= Whassup? =

Advertising campaign for Anheuser-Busch Budwiser beer

Whassup? (also known as Wazzup) was a commercial campaign for Budweiser beer from 1999 to 2002. The first spot aired during Monday Night Football on December 20, 1999 and then in 2000 just after the Super Bowl XXXIV halftime show. The ad campaign ran in much of the world and became a pop culture catchphrase, comically slurring "what's up?".

==Origins==
The commercials were based on the short film True written and directed by Charles Stone III, featuring Stone and several of his childhood friends: Fred Thomas, Paul Williams, Terry Williams, Jimmy "Puerto Rock" Perez, and Kevin Lofton. The characters sat around talking on the phone and saying "whassup?" to one another in a comical way. Vinny Warren, a creative working on the Budweiser brand at advertising agency DDB Chicago randomly came across the short film TRUE. He liked it and noticed that everyone he showed it to would invariably shout "Wassup!" to him when he met them later. This led him to think that perhaps everyone would have this reaction. He pitched the idea to his boss Don Pogany who presented the concept to August Busch IV, vice president of Anheuser-Busch. Impressed, Busch licensed the idea from C&C Storm films and enlisted Stone as the director for Budweiser TV commercials inspired by the film. Scott Martin Brooks won the role of Dookie when Kevin Lofton declined to audition.

==Accolades==
Whassup? was awarded the Cannes Grand Prix award and the Grand Clio award, among others. The campaign was inducted into the CLIO Hall of Fame in May 2006.

==Sequels==
In 2000, Budweiser created a sequel entitled "Whassup Girlfriend" featuring the original cast, with one member watching a program with his girlfriend when his friends call.

In 2001, during Super Bowl XXXV, Budweiser aired two more sequels.
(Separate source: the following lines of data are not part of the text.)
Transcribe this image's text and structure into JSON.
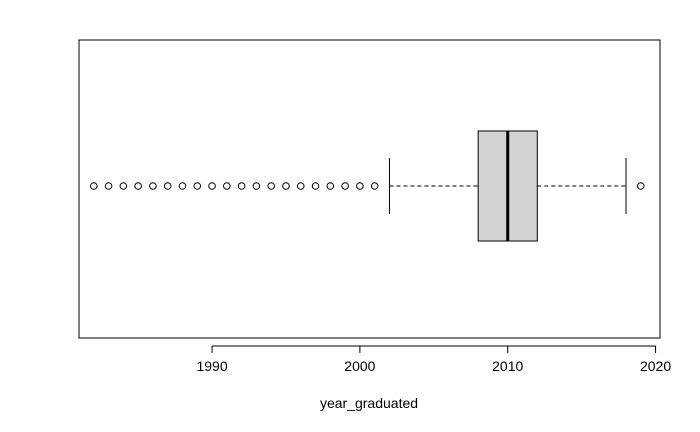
{
  "chart_data": {
    "type": "boxplot",
    "orientation": "horizontal",
    "title": "",
    "xlabel": "year_graduated",
    "ylabel": "",
    "xlim": [
      1981,
      2020.3
    ],
    "xticks": [
      1990,
      2000,
      2010,
      2020
    ],
    "xtick_labels": [
      "1990",
      "2000",
      "2010",
      "2020"
    ],
    "box": {
      "whisker_low": 2002,
      "q1": 2008,
      "median": 2010,
      "q3": 2012,
      "whisker_high": 2018,
      "fill": "#d3d3d3"
    },
    "outliers": [
      1982,
      1983,
      1984,
      1985,
      1986,
      1987,
      1988,
      1989,
      1990,
      1991,
      1992,
      1993,
      1994,
      1995,
      1996,
      1997,
      1998,
      1999,
      2000,
      2001,
      2019
    ]
  }
}
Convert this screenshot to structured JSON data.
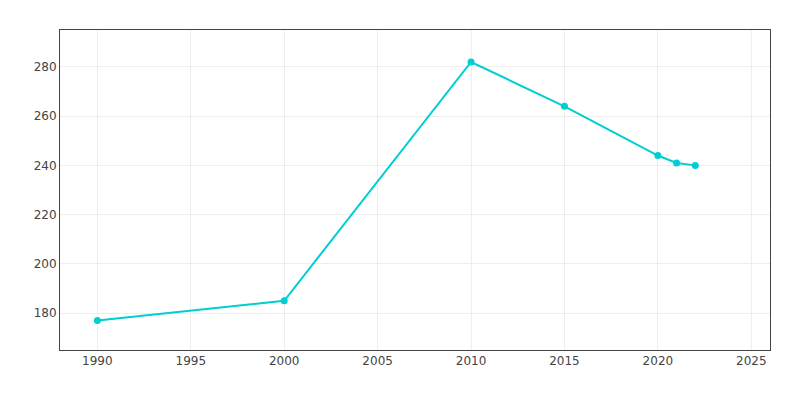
{
  "chart_data": {
    "type": "line",
    "x": [
      1990,
      2000,
      2010,
      2015,
      2020,
      2021,
      2022
    ],
    "values": [
      177,
      185,
      282,
      264,
      244,
      241,
      240
    ],
    "color": "#00CED1",
    "marker": "circle",
    "xlim": [
      1988,
      2026
    ],
    "ylim": [
      165,
      295
    ],
    "xticks": [
      1990,
      1995,
      2000,
      2005,
      2010,
      2015,
      2020,
      2025
    ],
    "yticks": [
      180,
      200,
      220,
      240,
      260,
      280
    ],
    "grid": true
  }
}
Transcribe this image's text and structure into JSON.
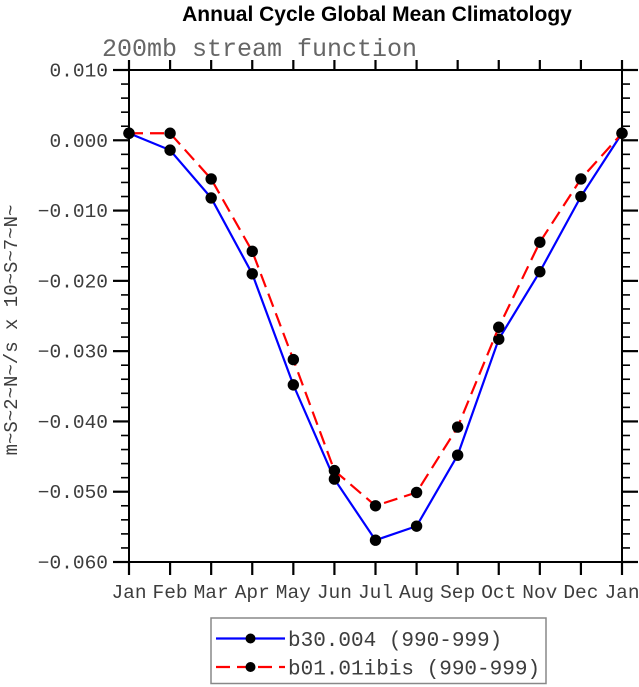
{
  "chart_data": {
    "type": "line",
    "title": "Annual Cycle Global Mean Climatology",
    "subtitle": "200mb stream function",
    "ylabel": "m~S~2~N~/s x 10~S~7~N~",
    "categories": [
      "Jan",
      "Feb",
      "Mar",
      "Apr",
      "May",
      "Jun",
      "Jul",
      "Aug",
      "Sep",
      "Oct",
      "Nov",
      "Dec",
      "Jan"
    ],
    "ylim": [
      -0.06,
      0.01
    ],
    "ytick_step": 0.01,
    "yminor_step": 0.002,
    "ytick_labels": [
      "0.010",
      "0.000",
      "−0.010",
      "−0.020",
      "−0.030",
      "−0.040",
      "−0.050",
      "−0.060"
    ],
    "grid": false,
    "legend_position": "bottom",
    "frame_color": "#000000",
    "series": [
      {
        "name": "b30.004 (990-999)",
        "color": "#0000ff",
        "style": "solid",
        "marker": "circle",
        "marker_color": "#000000",
        "values": [
          0.001,
          -0.0014,
          -0.0082,
          -0.019,
          -0.0348,
          -0.0482,
          -0.0569,
          -0.0549,
          -0.0448,
          -0.0283,
          -0.0187,
          -0.008,
          0.001
        ]
      },
      {
        "name": "b01.01ibis (990-999)",
        "color": "#ff0000",
        "style": "dashed",
        "marker": "circle",
        "marker_color": "#000000",
        "values": [
          0.001,
          0.001,
          -0.0055,
          -0.0158,
          -0.0312,
          -0.047,
          -0.052,
          -0.0501,
          -0.0408,
          -0.0266,
          -0.0145,
          -0.0055,
          0.001
        ]
      }
    ]
  }
}
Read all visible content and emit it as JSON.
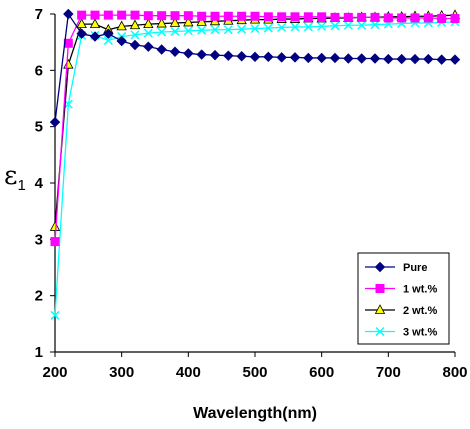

One, titled "Whassup Come Home", features an alien who returns to his mothership and is asked what he has learned during his time on Earth, to which he responds, "Whassuuuuuuuuuuup." The other, titled "What Are You Doing?", is a direct parody of the original commercial but instead featuring a cast of yuppies who utter the phrase, "What are you doing?" instead of, "Whassup?"

Eight years after it first aired, Stone rebooted the ad, with the same cast, as Wassup 2000. The two-minute short film was heavily critical of the presidency of George W. Bush and was a clear endorsement of the presidential campaign of Barack Obama. The 2008 video was nominated for the Favorite User Generated Video award at the 35th People's Choice Awards.

In 2020 a new ad campaign "Checking in, that's Whassup" was created by VaynerMedia. Social media spots featured friends meeting on an online platform, a common occurrence during the COVID-19 pandemic. The campaign encouraged viewers to check in with friends, and received a Bronze award from the Clio Sports program.

== "Wassuup!" ==
In October 2000, the British music duo Shaft released a song and video titled "Wassuup!" under the name Da Muttz, referencing the Budweiser ad, set to a sample of "U Can't Touch This" by MC Hammer (which, in turn, sampled Rick James' "Super Freak"). It reached number 11 on the UK Singles Chart, and was also a hit on charts across Europe and in Australia. It was accompanied by a funny music video that parodies 70s disco and the Terminator franchise.

===Charts===
====Weekly charts====

| Chart (2000–2001) | Peak position |
|---|---|
| Australia (ARIA) | 12 |
| Belgium (Ultratop 50 Flanders) | 24 |
| Belgium (Ultratop 50 Wallonia) | 1 |
| Europe (Eurochart Hot 100) | 55 |
| Finland (Suomen virallinen lista) | 11 |
| France (SNEP) | 2 |
| Germany (GfK) | 38 |
| Ireland (IRMA) | 20 |
| Scottish Singles Sales (Official Charts) | 14 |
| Spain (Promusicae) | 8 |
| Sweden (Sverigetopplistan) | 17 |
| Switzerland (Schweizer Hitparade) | 11 |
| UK Singles (Official Charts) | 11 |

== Cultural influence ==

The campaign was notably parodied in the 2000 comedy horror film Scary Movie.

WWE tag team The Dudley Boyz would notably use the “Whassup” joke during their “Diving Headbutt” signature move going as far back as 2000.

The campaign phrase “Whassup” is featured prominently as a sample and used in the song "그녀를 일으켜라 Get Her Up" by Yoo Young-jin from his 2001 album Agape.

One of the episodes uploaded to the Annoying Orange YouTube channel directly parodies the original commercial.